Even though ideas presented by the author are rather practical and there is a coherent plan that can be put into action by a regular person, to fully grasp them one should turn to the basics of the New Thought teaching. For instance, author articulates that we are living in the hypnotic state that is created by our preoccupation with past events. However, one past is what has created our mind and stimulates the further process of development. Evaluation of the Main Ideas and Assumptions

If an individual is to integrate the wisdom contained in this book into the decision making process, there would be a lot less problem in the world. The book argues that everybody is born with all that he needs to create a happy, fulfilling life. It is up to the individual to choose the life he desires. In this book, one will come to understand the power of decisions in anchoring the life he lives. For Barker, indecision is actually the individual’s decision to fail. Many times, people would tell us that we are responsible for our own happiness.

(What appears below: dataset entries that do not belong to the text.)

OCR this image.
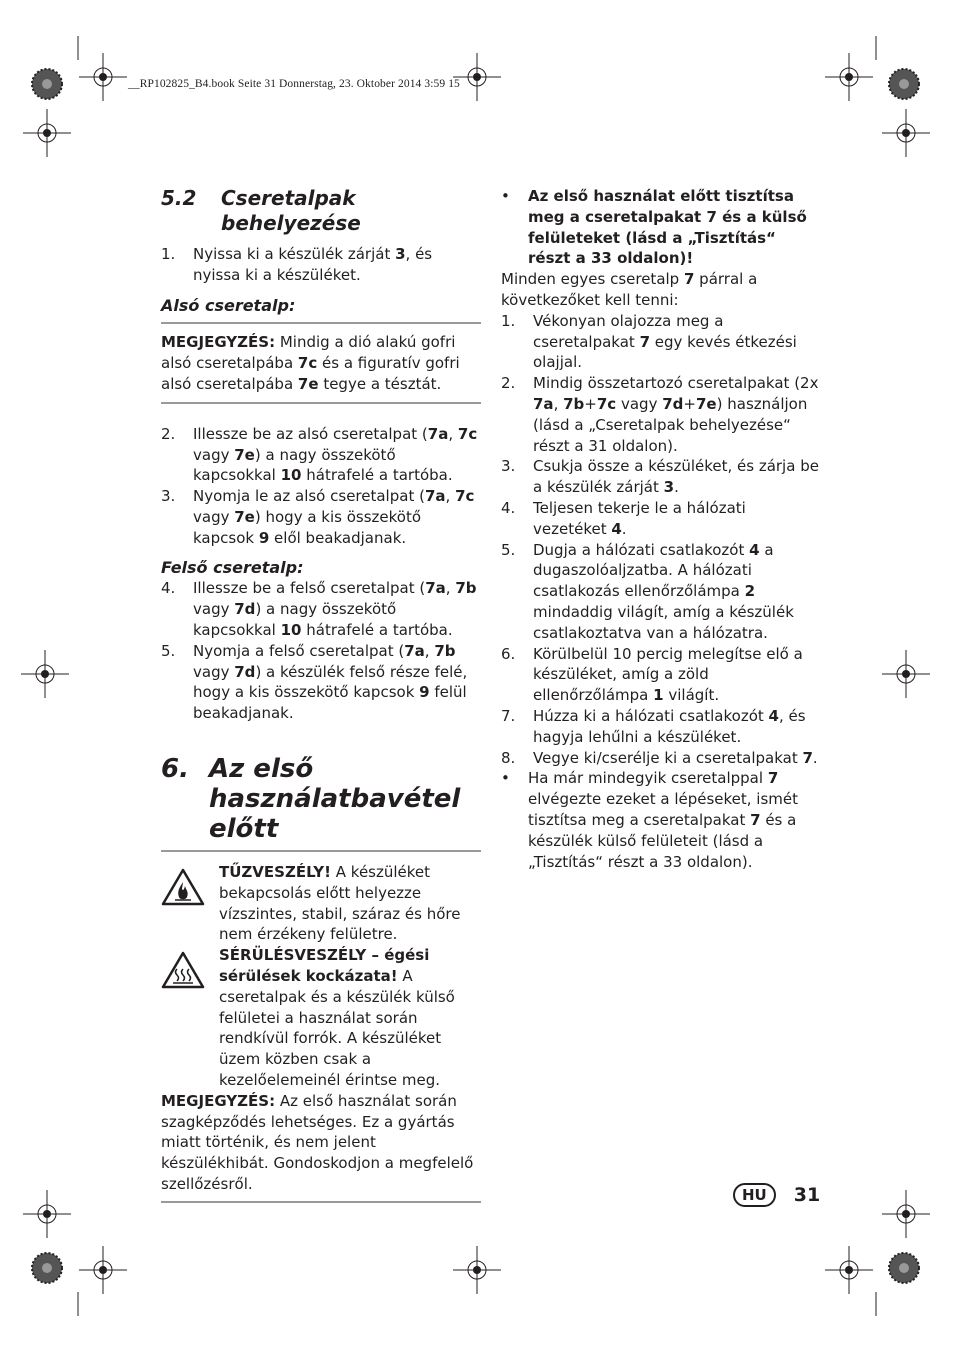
__RP102825_B4.book Seite 31 Donnerstag, 23. Oktober 2014 3:59 15
5.2	Cseretalpak behelyezése
1.	Nyissa ki a készülék zárját 3, és nyissa ki a készüléket.
Alsó cseretalp:

MEGJEGYZÉS: Mindig a dió alakú gofri alsó cseretalpába 7c és a figuratív gofri alsó cseretalpába 7e tegye a tésztát.

2.	Illessze be az alsó cseretalpat (7a, 7c vagy 7e) a nagy összekötő kapcsokkal 10 hátrafelé a tartóba.
3.	Nyomja le az alsó cseretalpat (7a, 7c vagy 7e) hogy a kis összekötő kapcsok 9 elől beakadjanak.
Felső cseretalp:
4.	Illessze be a felső cseretalpat (7a, 7b vagy 7d) a nagy összekötő kapcsokkal 10 hátrafelé a tartóba.
5.	Nyomja a felső cseretalpat (7a, 7b vagy 7d) a készülék felső része felé, hogy a kis összekötő kapcsok 9 felül beakadjanak.
6. Az első használatbavétel előtt
TŰZVESZÉLY! A készüléket bekapcsolás előtt helyezze vízszintes, stabil, száraz és hőre nem érzékeny felületre.
SÉRÜLÉSVESZÉLY – égési sérülések kockázata! A cseretalpak és a készülék külső felületei a használat során rendkívül forrók. A készüléket üzem közben csak a kezelőelemeinél érintse meg.

MEGJEGYZÉS: Az első használat során szagképződés lehetséges. Ez a gyártás miatt történik, és nem jelent készülékhibát. Gondoskodjon a megfelelő szellőzésről.

•	Az első használat előtt tisztítsa meg a cseretalpakat 7 és a külső felületeket (lásd a „Tisztítás“ részt a 33 oldalon)!

Minden egyes cseretalp 7 párral a következőket kell tenni:

1.	Vékonyan olajozza meg a cseretalpakat 7 egy kevés étkezési olajjal.
2.	Mindig összetartozó cseretalpakat (2x 7a, 7b+7c vagy 7d+7e) használjon (lásd a „Cseretalpak behelyezése“ részt a 31 oldalon).
3.	Csukja össze a készüléket, és zárja be a készülék zárját 3.
4.	Teljesen tekerje le a hálózati vezetéket 4.
5.	Dugja a hálózati csatlakozót 4 a dugaszolóaljzatba. A hálózati csatlakozás ellenőrzőlámpa 2 mindaddig világít, amíg a készülék csatlakoztatva van a hálózatra.
6.	Körülbelül 10 percig melegítse elő a készüléket, amíg a zöld ellenőrzőlámpa 1 világít.
7.	Húzza ki a hálózati csatlakozót 4, és hagyja lehűlni a készüléket.
8.	Vegye ki/cserélje ki a cseretalpakat 7.
•	Ha már mindegyik cseretalppal 7 elvégezte ezeket a lépéseket, ismét tisztítsa meg a cseretalpakat 7 és a készülék külső felületeit (lásd a „Tisztítás“ részt a 33 oldalon).
HU	31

This book only validates that belief. Indeed, if we come to think of it, happiness is always a choice: we can either mop around or be happy with even the small things that surround us. Raymond Charles Barker said in this book, “I see no reason for a God to create you with a body that you can keep well, if you want to; with a mind that you can keep positive, if you want to; with emotions which will respond to your constructive attitudes; with a flexible universe around you that you can control and, in it, create good experiences — and for that God to want you to be unhappy.

I am certain that each of us is equipped to be happy and destined to be happy. All negative states are self-created and can be self-neutralized. ” On the other side of the fence, I tend to disagree with the emphasis that Barker places on living in now and only today. Even though Barker should attribute such opinion to preoccupation with routine, I disagree with the notion that one should stop planning for the future. Overall positive attitude and enthusiastic view on surrounding events, undoubtedly, contributes to healthy mind.

But at the same time, one should pay tribute to own past and mistakes in order to avoid them in future. Also, one should plan for future to achieve own goals. Yes, a person can be happy with what he or she has and remain in this state. But can he or she achieve something genuinely great without planning ahead and what author calls “daily routine and boredom”, but which is simply a ladder to climb to the very top? Intended Audience and Further Recommendations The intended audience is a broad, general reader who seeking new ways to improve self and find own place in life.

The book is written in a fairly simple language with humor, to keep the reader tense and attentive. “The Power of Decision” is more of a practical teaching of the New Though movement that targets those yet unfamiliar with the basic concepts. Author is trying to interest the reader through practicality of his ideas and in such way stimulate further interest in the matter. In a nutshell, I would highly recommend this book to those who are undergoing personal and professional crisis.

Not only because this will definitely help boost their sagging confidence and will let them know that at the end of the rainbow is a pot of gold, but also because a reader who is not seeking for the new “self” and solution to own problems, will hardly apply ideas in own life. The book is useful and interesting, but one should possess either courage or be stimulated with external events to willingly undertake the painful process of upgrading own reality to transcendental decision making. Indecision is the decision to fail.